Cash Shoppers Subsidize Luxury Credit Card Perks as Swipe Fees Surge

A Harvard Business School study estimates that cash and debit card users effectively transfer $30 billion annually to affluent credit card holders through inflated retail prices.

Lucía Paredes

2 min read

Cash Shoppers Subsidize Luxury Credit Card Perks as Swipe Fees Surge
A credit card terminal at a retail checkout counter.

Retailers and economists are highlighting a growing economic imbalance: merchants are raising prices to cover escalating credit card processing fees, a cost burden that disproportionately falls on cash-paying customers who receive no rewards in return. At the Tiger Fuel gas station and convenience store in Ruckersville, Virginia, managers report that they now pay more in credit card processing fees than they do in rent.

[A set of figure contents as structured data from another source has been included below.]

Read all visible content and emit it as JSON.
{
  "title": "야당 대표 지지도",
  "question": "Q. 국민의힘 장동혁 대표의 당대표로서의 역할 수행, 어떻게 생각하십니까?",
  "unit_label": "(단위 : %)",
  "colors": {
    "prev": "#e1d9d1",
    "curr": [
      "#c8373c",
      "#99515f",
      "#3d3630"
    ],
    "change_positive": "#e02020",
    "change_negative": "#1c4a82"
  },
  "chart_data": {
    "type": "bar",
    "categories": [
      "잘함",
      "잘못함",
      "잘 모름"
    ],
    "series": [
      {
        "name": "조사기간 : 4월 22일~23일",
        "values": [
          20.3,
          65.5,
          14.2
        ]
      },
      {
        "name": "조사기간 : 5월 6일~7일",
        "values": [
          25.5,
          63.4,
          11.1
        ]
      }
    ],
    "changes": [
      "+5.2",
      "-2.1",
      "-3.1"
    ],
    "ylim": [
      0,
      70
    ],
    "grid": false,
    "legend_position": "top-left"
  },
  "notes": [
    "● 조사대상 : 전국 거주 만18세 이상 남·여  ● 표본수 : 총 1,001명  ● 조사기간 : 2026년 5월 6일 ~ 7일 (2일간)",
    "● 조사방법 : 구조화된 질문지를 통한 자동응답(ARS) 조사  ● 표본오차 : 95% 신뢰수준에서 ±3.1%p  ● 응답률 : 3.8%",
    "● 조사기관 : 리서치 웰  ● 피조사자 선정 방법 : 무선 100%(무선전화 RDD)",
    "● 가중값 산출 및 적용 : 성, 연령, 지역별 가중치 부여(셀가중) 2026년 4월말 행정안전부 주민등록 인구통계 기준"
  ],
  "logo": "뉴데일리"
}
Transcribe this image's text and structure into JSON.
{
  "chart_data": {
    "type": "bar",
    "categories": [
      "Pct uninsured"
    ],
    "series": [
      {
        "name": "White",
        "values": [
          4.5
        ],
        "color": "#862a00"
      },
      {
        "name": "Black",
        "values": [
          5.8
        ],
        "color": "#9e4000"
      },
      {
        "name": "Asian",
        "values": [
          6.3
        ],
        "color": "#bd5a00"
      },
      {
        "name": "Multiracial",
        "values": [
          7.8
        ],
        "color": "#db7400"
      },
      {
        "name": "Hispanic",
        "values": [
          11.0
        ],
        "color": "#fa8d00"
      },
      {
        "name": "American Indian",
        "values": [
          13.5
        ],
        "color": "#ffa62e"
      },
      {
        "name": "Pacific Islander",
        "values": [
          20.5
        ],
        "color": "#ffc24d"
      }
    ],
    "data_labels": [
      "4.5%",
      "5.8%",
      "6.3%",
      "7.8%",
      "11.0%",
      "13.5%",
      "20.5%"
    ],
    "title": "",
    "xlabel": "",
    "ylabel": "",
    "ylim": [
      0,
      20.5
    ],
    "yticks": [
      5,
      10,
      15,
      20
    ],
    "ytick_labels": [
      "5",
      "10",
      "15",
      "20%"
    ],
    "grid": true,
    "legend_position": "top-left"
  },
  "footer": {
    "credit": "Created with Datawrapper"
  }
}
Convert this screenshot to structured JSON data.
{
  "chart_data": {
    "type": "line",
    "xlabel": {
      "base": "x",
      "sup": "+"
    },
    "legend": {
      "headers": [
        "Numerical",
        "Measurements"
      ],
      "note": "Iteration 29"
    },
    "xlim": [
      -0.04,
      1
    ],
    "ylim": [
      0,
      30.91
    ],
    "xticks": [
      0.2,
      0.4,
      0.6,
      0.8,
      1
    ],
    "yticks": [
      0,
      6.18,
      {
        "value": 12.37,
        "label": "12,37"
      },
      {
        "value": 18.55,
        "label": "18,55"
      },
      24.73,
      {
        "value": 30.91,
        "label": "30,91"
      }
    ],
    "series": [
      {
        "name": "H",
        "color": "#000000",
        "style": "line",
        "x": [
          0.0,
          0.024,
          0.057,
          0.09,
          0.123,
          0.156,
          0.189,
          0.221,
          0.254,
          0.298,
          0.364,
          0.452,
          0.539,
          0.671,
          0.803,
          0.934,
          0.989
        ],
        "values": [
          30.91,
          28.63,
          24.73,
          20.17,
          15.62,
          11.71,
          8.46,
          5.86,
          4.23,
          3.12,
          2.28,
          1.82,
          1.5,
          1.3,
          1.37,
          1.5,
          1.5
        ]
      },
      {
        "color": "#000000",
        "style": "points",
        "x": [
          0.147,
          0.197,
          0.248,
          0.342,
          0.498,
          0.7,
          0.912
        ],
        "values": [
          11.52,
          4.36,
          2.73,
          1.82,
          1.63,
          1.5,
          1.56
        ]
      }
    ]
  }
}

Maurice Lamarche, vice president of retail operations for Tiger Fuel Co., noted that these fees, which can reach 2% or higher for premium cards offering luxury rewards, limit the company’s ability to allocate funds toward wages or lower prices. "It’s tougher for us to stay afloat, tougher for us to make money at our stores," Lamarche said. "It makes it harder for us to keep our prices low."

Data indicates that the financial pressure on merchants has intensified significantly over the last several years. Total credit and debit card fees paid by merchants to processors, led by firms like Visa and Mastercard, have increased 70% since 2019, reaching $198 billion in 2025. The National Retail Federation estimates that these swipe fees add more than $1,200 in annual costs to the average American household.

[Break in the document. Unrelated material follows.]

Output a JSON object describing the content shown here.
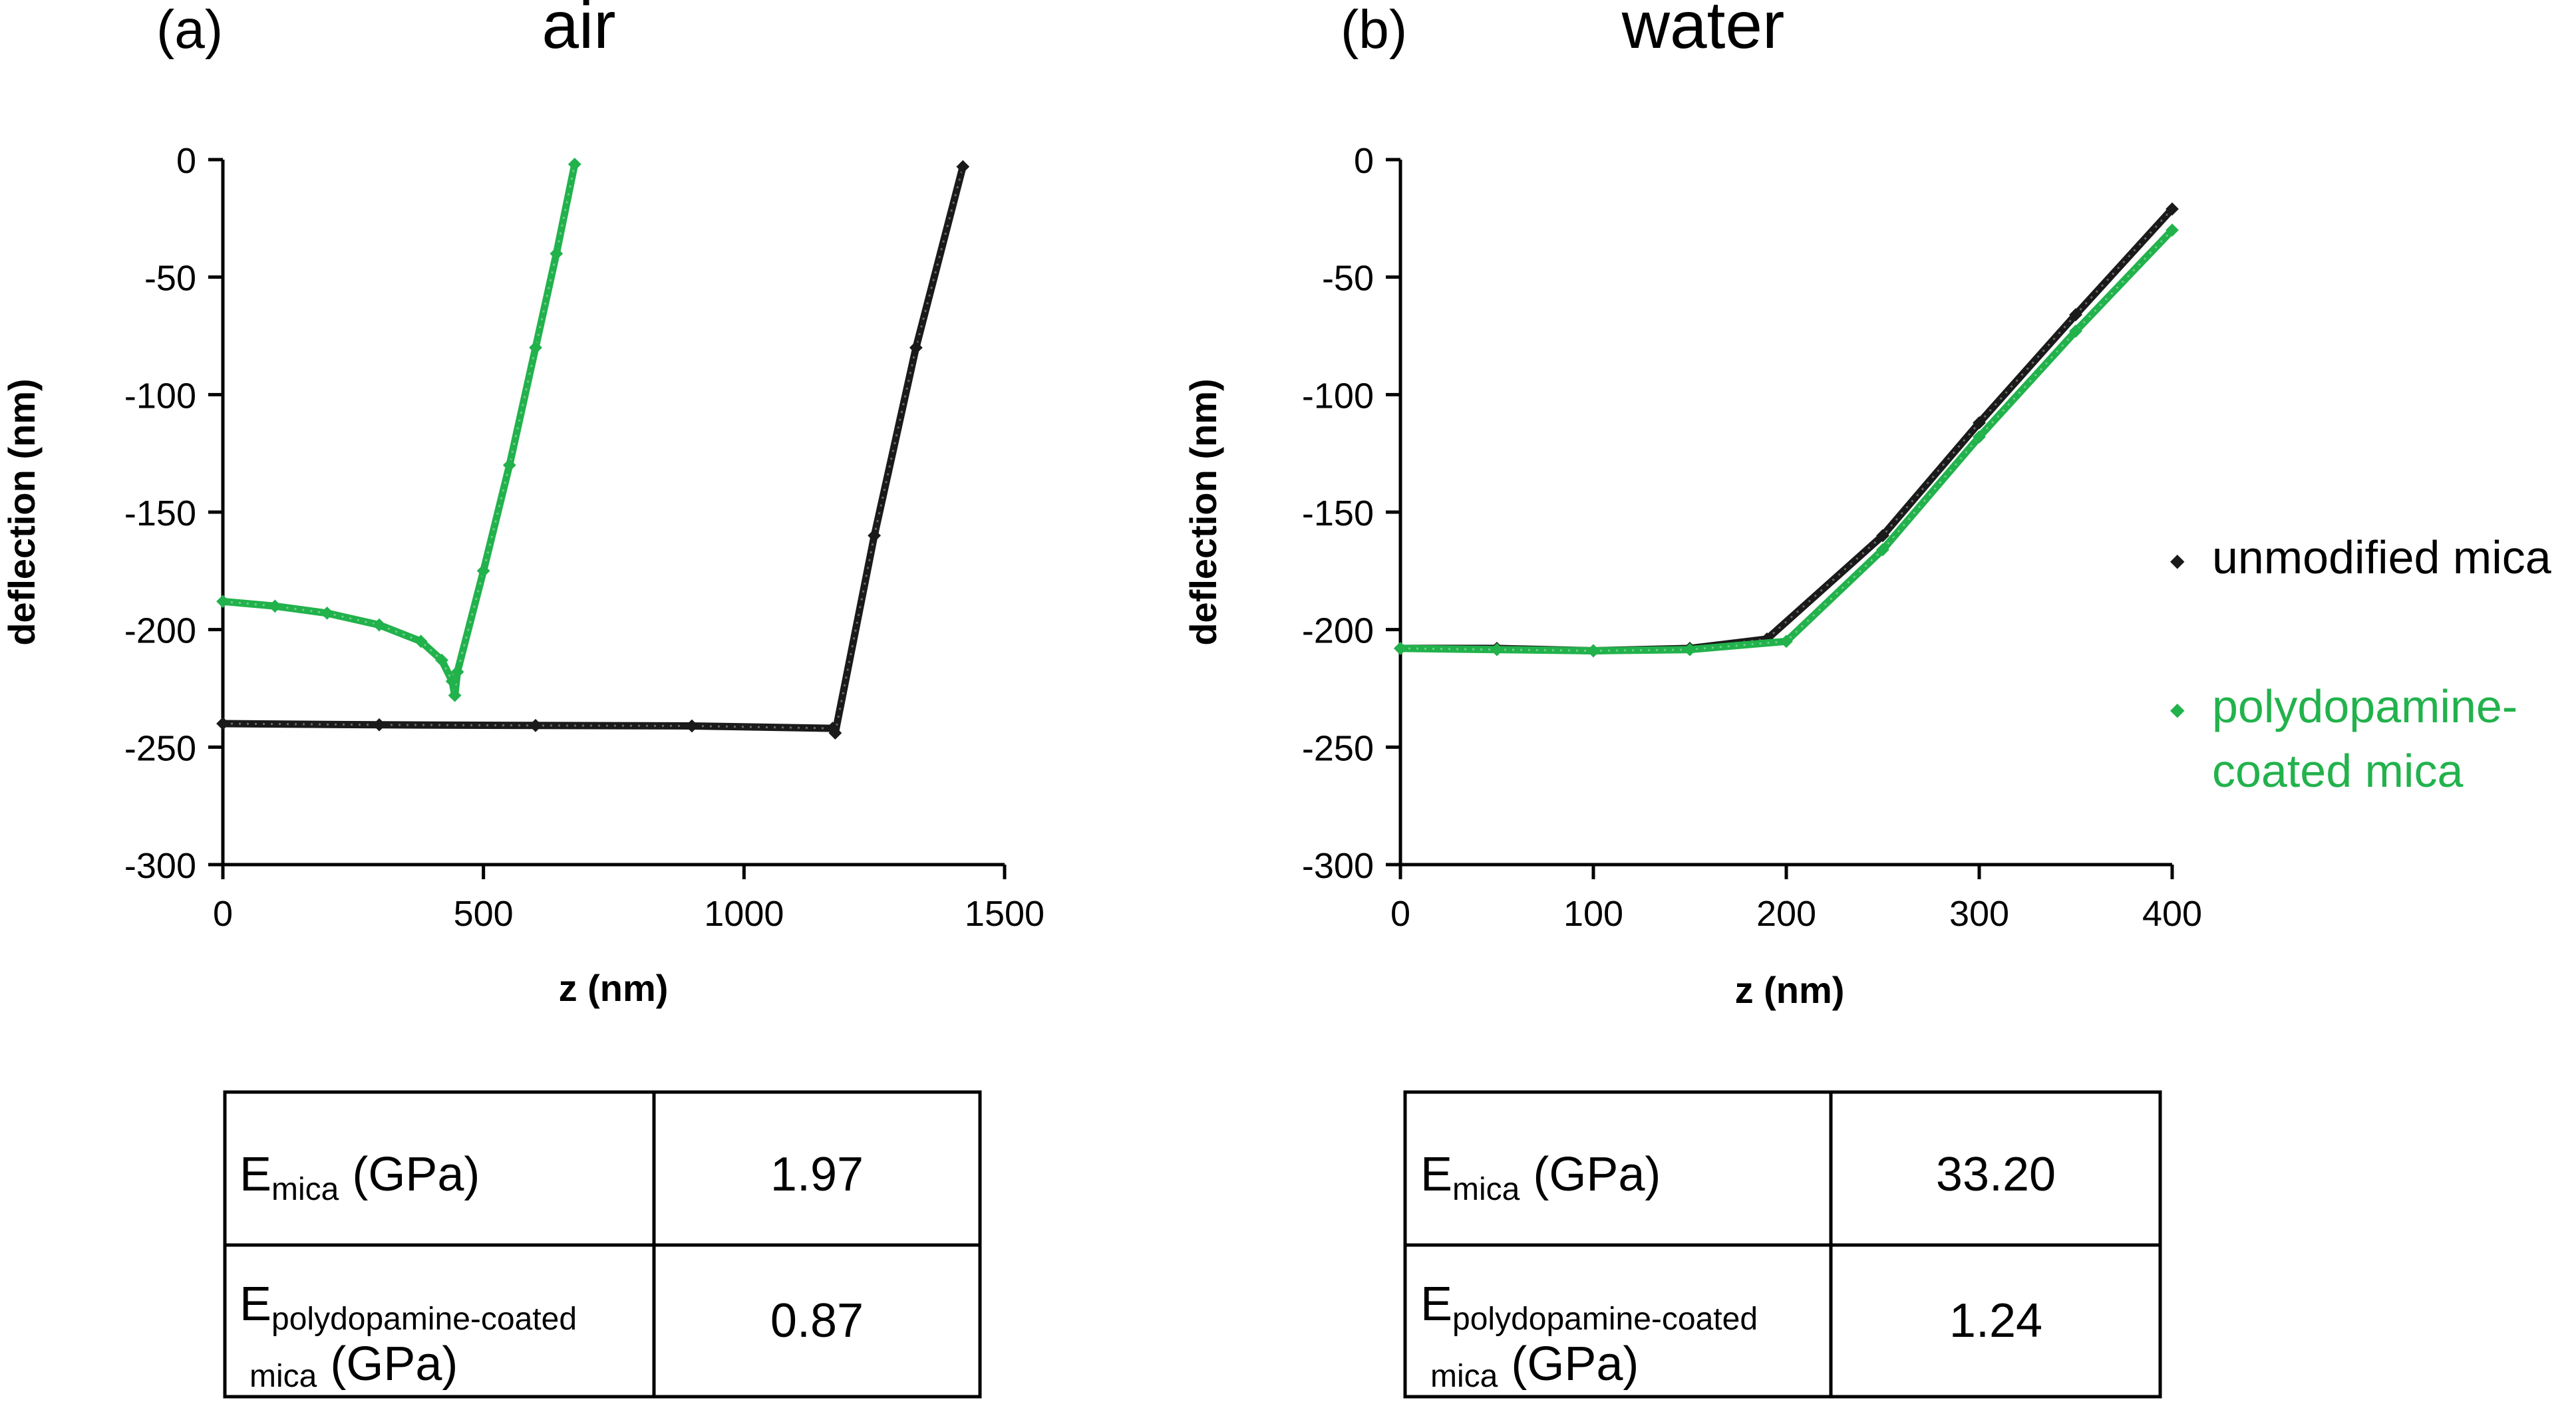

The financial impact of this system is not distributed evenly across the population. While credit card users often recoup the cost of transaction fees through luxury perks—such as airline lounge access, flight points, and cash back—those who pay with cash or standard debit cards have no mechanism to offset the higher prices embedded in retail goods.

A Harvard Business School study published this year characterized this phenomenon as a $30 billion annual wealth transfer from cash and debit users to credit card holders. Mark Egan, a professor at Harvard and co-author of the study, explained that the rewards structure creates a net loss for non-credit users. "If I pay with cash, I pay a higher price, but I don’t get any rewards, so I’m going to be hurt by that," Egan told NBC News.

This dynamic particularly affects lower- and middle-income Americans, who are statistically more likely to rely on cash for daily purchases, according to Federal Reserve data. Meanwhile, the luxury cards that generate the highest processing fees are primarily held by wealthier consumers, effectively creating a system where low-income shoppers subsidize the travel and rewards programs of the affluent.